Its hard to say what it would have been like to see Americans on the moon, satellites, the creation of computers, etc.. all packed into a very small amount of time. Would we have predicted based on that moment in history that our lives today would be fantastically easy and exponentially better? Our predecessors did. If the predictions in The American Challenge were plausible, what happened?

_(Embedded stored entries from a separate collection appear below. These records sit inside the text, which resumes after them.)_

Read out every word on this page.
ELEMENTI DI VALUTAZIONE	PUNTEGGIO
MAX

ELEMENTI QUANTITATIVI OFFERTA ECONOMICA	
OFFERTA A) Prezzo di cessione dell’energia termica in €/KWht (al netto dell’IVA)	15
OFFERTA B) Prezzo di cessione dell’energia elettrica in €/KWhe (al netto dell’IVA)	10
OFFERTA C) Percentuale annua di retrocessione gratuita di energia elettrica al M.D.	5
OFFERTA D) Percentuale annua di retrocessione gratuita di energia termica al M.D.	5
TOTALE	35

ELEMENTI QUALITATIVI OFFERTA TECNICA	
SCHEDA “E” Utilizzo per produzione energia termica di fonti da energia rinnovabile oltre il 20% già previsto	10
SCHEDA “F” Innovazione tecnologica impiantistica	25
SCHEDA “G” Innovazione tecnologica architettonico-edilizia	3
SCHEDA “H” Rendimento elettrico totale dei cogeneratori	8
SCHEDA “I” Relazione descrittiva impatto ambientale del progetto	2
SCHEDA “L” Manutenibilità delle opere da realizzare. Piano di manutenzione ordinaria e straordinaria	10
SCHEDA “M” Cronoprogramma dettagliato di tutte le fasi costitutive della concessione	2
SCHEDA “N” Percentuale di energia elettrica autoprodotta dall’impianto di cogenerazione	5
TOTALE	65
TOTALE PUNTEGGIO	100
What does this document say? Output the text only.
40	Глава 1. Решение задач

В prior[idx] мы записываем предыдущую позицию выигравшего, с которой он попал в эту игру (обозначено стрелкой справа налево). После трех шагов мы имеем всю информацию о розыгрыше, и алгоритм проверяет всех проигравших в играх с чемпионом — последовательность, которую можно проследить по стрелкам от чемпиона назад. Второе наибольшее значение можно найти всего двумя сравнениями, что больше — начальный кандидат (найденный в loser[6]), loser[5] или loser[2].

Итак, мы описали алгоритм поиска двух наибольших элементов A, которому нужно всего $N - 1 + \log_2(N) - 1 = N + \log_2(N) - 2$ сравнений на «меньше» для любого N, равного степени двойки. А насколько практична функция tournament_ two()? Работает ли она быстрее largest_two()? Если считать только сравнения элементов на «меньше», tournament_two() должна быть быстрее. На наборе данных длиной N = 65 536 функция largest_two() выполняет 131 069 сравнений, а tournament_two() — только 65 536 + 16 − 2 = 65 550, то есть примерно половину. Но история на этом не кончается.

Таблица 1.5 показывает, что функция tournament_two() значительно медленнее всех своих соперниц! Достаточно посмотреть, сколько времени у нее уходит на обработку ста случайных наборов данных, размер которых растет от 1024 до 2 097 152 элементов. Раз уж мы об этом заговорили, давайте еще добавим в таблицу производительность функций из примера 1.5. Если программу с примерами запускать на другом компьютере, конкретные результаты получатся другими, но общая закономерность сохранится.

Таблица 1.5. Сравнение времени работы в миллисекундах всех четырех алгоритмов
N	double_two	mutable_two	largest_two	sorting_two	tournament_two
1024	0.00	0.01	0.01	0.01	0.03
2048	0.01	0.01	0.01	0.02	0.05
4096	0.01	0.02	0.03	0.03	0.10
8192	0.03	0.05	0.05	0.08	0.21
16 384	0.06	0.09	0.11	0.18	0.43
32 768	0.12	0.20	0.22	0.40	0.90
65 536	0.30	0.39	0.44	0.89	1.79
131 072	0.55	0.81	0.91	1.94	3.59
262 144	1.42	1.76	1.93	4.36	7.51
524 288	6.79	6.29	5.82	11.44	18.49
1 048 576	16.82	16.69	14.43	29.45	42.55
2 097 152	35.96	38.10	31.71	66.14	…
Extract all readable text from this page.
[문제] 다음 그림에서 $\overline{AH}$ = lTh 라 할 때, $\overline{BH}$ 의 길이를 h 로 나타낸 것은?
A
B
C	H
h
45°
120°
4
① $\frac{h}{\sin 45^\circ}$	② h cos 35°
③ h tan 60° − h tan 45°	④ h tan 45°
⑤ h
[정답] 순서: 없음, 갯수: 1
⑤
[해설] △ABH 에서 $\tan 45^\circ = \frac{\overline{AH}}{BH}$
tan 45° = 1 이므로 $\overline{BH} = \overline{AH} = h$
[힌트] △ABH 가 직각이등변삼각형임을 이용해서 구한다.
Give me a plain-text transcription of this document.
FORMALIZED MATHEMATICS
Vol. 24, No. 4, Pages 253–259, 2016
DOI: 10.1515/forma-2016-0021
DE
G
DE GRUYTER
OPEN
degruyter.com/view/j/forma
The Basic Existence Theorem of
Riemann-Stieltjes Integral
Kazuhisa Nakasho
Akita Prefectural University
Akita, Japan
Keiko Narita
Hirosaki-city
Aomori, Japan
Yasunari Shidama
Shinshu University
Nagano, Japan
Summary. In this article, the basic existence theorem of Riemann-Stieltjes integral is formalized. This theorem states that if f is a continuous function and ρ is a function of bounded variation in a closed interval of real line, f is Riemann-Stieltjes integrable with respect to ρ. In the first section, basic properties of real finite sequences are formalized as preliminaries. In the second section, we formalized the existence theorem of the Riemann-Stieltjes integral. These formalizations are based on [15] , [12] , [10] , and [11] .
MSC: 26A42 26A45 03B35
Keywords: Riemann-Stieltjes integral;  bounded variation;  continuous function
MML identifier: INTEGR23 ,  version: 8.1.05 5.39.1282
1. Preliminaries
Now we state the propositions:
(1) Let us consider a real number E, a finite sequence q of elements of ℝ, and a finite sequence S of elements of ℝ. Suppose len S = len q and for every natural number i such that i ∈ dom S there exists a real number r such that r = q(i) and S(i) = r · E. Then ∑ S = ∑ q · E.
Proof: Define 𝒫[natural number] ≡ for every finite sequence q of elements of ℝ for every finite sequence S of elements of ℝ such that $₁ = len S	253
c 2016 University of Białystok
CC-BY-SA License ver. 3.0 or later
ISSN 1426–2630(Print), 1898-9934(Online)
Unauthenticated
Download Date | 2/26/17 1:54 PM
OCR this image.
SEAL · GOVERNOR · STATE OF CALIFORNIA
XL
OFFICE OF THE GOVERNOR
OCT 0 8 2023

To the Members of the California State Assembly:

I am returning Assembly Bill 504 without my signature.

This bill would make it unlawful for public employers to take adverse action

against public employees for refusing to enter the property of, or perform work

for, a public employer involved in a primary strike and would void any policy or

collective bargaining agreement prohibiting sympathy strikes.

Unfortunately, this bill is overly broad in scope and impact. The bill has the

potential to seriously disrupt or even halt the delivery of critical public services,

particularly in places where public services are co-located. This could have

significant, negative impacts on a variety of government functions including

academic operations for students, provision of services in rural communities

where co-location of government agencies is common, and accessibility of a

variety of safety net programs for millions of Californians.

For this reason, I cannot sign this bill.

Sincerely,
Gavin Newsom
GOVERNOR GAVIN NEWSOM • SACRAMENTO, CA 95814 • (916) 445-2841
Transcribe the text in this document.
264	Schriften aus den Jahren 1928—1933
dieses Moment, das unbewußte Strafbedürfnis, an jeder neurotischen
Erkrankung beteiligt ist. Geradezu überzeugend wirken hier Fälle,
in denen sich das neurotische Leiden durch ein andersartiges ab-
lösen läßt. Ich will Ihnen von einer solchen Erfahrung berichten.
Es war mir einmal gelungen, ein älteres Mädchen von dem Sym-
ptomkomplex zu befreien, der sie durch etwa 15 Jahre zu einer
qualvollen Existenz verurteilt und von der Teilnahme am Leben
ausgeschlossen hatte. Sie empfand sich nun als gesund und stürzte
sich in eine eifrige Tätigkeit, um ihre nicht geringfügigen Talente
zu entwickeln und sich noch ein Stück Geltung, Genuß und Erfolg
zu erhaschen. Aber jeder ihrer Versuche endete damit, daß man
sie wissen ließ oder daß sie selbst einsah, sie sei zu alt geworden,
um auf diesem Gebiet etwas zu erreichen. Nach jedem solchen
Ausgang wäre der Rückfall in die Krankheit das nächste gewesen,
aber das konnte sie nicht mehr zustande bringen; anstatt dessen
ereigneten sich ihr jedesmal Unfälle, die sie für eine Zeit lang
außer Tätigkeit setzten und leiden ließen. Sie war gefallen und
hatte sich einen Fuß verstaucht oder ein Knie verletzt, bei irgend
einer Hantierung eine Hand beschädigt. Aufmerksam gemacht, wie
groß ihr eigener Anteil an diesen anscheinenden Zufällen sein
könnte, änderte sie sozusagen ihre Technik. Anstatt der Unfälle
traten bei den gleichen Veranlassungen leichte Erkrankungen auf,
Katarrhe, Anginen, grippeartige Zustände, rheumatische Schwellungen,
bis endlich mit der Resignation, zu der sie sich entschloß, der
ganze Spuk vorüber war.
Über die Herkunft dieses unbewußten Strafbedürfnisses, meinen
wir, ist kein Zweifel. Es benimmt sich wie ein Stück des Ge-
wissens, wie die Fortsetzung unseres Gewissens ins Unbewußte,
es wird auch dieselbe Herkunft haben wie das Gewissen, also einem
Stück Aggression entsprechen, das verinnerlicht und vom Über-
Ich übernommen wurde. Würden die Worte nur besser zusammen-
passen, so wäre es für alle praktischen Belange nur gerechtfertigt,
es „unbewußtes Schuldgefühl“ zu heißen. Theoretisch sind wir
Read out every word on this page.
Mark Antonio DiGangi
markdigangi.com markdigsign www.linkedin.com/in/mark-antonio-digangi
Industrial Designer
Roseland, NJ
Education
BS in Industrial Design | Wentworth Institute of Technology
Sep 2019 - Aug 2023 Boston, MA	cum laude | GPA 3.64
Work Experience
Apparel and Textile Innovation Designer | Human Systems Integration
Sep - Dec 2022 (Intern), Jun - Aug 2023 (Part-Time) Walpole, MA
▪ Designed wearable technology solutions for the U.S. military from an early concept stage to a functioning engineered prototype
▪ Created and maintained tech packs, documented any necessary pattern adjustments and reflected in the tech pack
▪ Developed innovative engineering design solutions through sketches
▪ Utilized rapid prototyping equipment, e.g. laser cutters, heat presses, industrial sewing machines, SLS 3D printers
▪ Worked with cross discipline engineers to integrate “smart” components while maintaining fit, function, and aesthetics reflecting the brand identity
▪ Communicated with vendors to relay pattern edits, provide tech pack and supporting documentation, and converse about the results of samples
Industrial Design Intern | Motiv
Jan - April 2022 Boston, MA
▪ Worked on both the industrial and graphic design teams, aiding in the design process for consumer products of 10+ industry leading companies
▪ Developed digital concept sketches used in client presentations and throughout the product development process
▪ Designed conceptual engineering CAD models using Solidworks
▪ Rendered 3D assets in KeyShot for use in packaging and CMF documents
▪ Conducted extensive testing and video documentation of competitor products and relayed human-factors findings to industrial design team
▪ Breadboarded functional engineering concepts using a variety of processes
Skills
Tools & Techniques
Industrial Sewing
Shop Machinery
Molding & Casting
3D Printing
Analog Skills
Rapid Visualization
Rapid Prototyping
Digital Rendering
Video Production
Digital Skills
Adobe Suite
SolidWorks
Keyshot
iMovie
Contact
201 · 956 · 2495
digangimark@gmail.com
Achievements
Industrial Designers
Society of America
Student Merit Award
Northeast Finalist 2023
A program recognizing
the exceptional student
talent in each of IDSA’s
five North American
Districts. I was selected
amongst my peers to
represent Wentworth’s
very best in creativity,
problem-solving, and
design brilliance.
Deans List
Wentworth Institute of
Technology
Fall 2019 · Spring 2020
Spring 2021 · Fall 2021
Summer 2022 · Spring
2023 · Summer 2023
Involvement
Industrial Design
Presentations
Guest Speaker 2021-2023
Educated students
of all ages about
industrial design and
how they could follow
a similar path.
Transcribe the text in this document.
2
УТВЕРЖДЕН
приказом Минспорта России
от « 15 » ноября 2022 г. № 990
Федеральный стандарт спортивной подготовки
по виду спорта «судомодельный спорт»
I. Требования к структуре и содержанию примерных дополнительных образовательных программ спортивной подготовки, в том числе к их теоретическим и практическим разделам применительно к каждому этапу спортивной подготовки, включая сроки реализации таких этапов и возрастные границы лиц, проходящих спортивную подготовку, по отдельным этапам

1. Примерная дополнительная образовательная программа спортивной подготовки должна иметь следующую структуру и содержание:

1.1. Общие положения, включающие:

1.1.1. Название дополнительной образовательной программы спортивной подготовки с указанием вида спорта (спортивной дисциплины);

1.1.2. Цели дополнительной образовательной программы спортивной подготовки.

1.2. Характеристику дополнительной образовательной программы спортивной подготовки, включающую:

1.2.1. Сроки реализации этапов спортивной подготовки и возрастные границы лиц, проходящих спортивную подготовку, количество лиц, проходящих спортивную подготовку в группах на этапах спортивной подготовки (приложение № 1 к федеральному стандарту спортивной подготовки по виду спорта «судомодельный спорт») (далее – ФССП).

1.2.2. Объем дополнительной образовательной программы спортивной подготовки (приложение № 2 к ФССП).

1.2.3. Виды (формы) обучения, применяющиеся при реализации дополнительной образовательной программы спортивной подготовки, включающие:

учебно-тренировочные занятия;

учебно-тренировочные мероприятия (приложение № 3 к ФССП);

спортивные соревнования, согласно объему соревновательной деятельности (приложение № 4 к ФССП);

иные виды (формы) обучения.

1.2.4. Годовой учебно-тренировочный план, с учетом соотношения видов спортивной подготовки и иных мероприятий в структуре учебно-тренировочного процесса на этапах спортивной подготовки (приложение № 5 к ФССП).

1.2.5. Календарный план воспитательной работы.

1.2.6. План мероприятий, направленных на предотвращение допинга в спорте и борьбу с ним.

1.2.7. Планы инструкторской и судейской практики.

As I read him, Thiel is not entirely clear as to what took us off the rails. However Alex Tabarrok of the blog Marginal Revolution and Professor of Economics at George Mason University has an idea. In Tabarrok's new TED book, Launching the Innovation Renaissance, he argues that America public spending on basic science and research is virtually nothing. Instead we spend money on welfare and warfare. Couple that with bad health care and environmental regulations and we get low growth. (EconTalk interview with Tabarrok here. And Tabarrok's Atlantic magazine piece here.) Basically we've cashed in our wealth and riches under the assumption that we would always be rich. We redistribute wealth, spend a lot on our military, and are less concerned with growing the economy that we are with being Europe's security umbrella.

Lots of interesting questions and proposals which I believe are more fundamental to our long-term forecast than "Should we tax the rich at a marginal tax rate of 31% or 34%?" or "Should we eliminate earmarks in Congressional bills?" or "Should we put price caps on college tuition?". Our politicians are thinking too small and quibbling over scraps. Perhaps we have ended up where Thiel feared, in a zero-sum game.